MINNEAPOLIS, MN - AUGUST 8: Scott Baker #30 of the Minnesota Twins delivers a pitch Boston Red Sox in the first inning on August 8, 2011 at Target Field in Minneapolis, Minnesota. (Photo by Hannah Foslien/Getty Images)
Well, it turns out that the "Scott Baker can be good, if he only gets healthy" train is permanently parked at the station. Baker has scar tissue on his flexor pronator tendon in his right elbow, and has chosen to have it "cleaned up," a surgery that will take six months of rehabilitation and cost him the 2012 season.
The righthander dealt with the same injury last year, making two trips to the disabled list in July and August with a flexor strain. He chose not to have surgery then, but as quoted in the St.

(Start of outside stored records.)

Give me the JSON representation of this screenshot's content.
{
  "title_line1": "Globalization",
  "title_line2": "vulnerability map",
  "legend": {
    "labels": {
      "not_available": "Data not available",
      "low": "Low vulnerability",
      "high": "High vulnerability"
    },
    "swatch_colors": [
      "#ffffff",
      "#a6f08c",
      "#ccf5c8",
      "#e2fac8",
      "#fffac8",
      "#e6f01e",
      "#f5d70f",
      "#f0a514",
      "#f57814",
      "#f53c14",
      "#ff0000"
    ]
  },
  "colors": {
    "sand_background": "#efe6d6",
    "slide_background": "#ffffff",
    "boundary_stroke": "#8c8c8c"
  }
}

Paul Pioneer Press by John Shipley, said today that "When it comes to a point where your velocity's not there, and you don't have the ability to finish pitches like you know you're capable of doing, then something's got to be done."
Unfortunately, this seems to be another in a long line of losses for the Twins' training staff, which has a track record of extending injuries. What started as a mid-July flexor strain means that Baker will make just five starts after July 1 of 2011 for the Twins. (Presumably he'll go to Baltimore and be completely healed in a week.)

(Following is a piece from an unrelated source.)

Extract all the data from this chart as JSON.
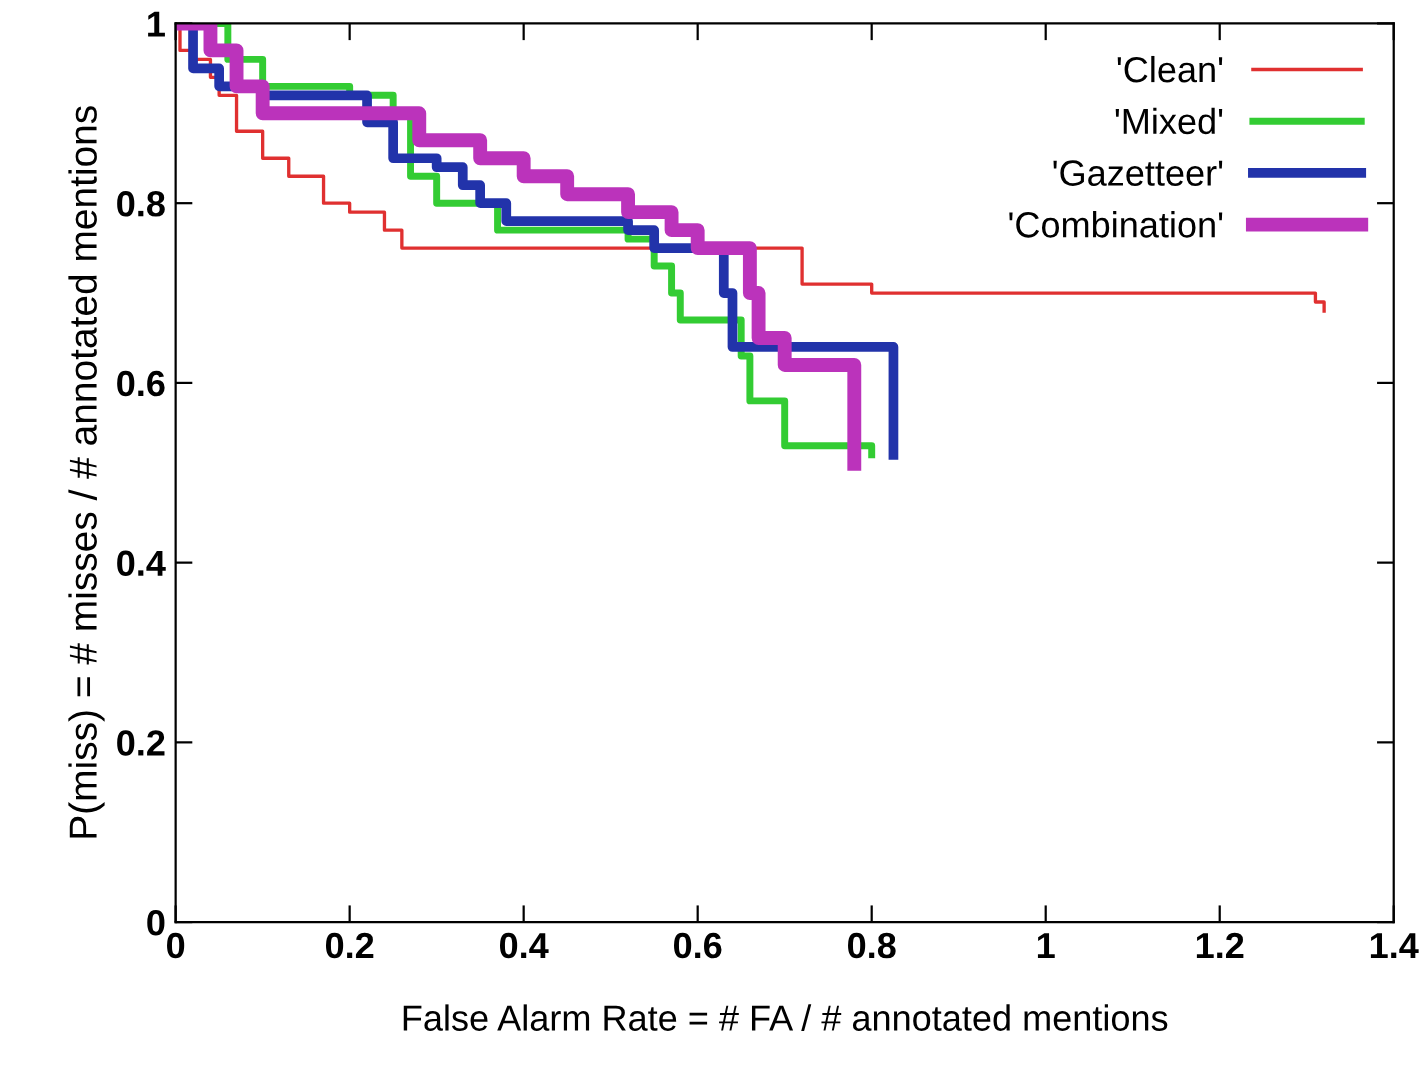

Baker is in the last year of a four-year, $15.25 million contract. The club has an option for 2013, but at $9.25 million, would be nuts to pick it up. The righthander battled injuries over the life of the contract, pitching 200 innings just once and going 35-24 with a 4.08 ERA over the past three seasons.

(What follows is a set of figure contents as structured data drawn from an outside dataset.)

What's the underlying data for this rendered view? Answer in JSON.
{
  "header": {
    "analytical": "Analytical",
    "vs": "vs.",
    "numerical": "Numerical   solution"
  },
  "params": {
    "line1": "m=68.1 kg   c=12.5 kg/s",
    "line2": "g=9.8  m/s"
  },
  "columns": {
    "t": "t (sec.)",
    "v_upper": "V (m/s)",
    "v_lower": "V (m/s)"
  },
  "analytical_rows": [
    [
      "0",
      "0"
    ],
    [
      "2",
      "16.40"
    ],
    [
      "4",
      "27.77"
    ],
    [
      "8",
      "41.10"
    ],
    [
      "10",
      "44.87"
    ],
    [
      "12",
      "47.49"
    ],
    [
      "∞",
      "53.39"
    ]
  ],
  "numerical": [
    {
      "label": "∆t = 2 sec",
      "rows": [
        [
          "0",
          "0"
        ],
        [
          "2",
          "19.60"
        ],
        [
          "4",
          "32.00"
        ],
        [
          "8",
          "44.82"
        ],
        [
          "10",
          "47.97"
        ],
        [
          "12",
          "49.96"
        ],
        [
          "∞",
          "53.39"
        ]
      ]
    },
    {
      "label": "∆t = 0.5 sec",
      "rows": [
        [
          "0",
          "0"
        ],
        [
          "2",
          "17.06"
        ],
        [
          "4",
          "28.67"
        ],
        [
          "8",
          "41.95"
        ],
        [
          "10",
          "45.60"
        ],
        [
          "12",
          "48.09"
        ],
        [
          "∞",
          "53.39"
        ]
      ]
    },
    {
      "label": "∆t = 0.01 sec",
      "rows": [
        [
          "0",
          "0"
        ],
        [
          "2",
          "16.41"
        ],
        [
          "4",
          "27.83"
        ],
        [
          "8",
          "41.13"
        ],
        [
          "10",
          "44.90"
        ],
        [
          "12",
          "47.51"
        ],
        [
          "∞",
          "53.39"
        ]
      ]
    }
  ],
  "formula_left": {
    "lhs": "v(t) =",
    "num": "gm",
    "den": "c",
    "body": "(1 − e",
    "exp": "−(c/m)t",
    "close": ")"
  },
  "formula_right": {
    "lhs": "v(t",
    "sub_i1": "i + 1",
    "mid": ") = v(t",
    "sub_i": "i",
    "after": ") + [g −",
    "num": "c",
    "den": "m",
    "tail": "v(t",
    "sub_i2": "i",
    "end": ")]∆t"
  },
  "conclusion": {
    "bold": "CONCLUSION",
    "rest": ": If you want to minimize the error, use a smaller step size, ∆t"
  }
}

Liam Hendriks, who missed his first scheduled start with food poisoning, would presumably slot into the rotation as the fifth starter. He and Anthony Swarzak will both stay with the team until Jason Marquis returns, with one of the two staying as the starter.
For the Twins, it's yet another terrible blow to the starting staff. The team was counting on Baker to be one of its top three starters, perhaps even the best pitcher on the team, and his loss means that even more pressure is heaped on a rotation that's already struggling.
Ultimately, this is not good news for Baker, the Twins, or the much-maligned medical staff.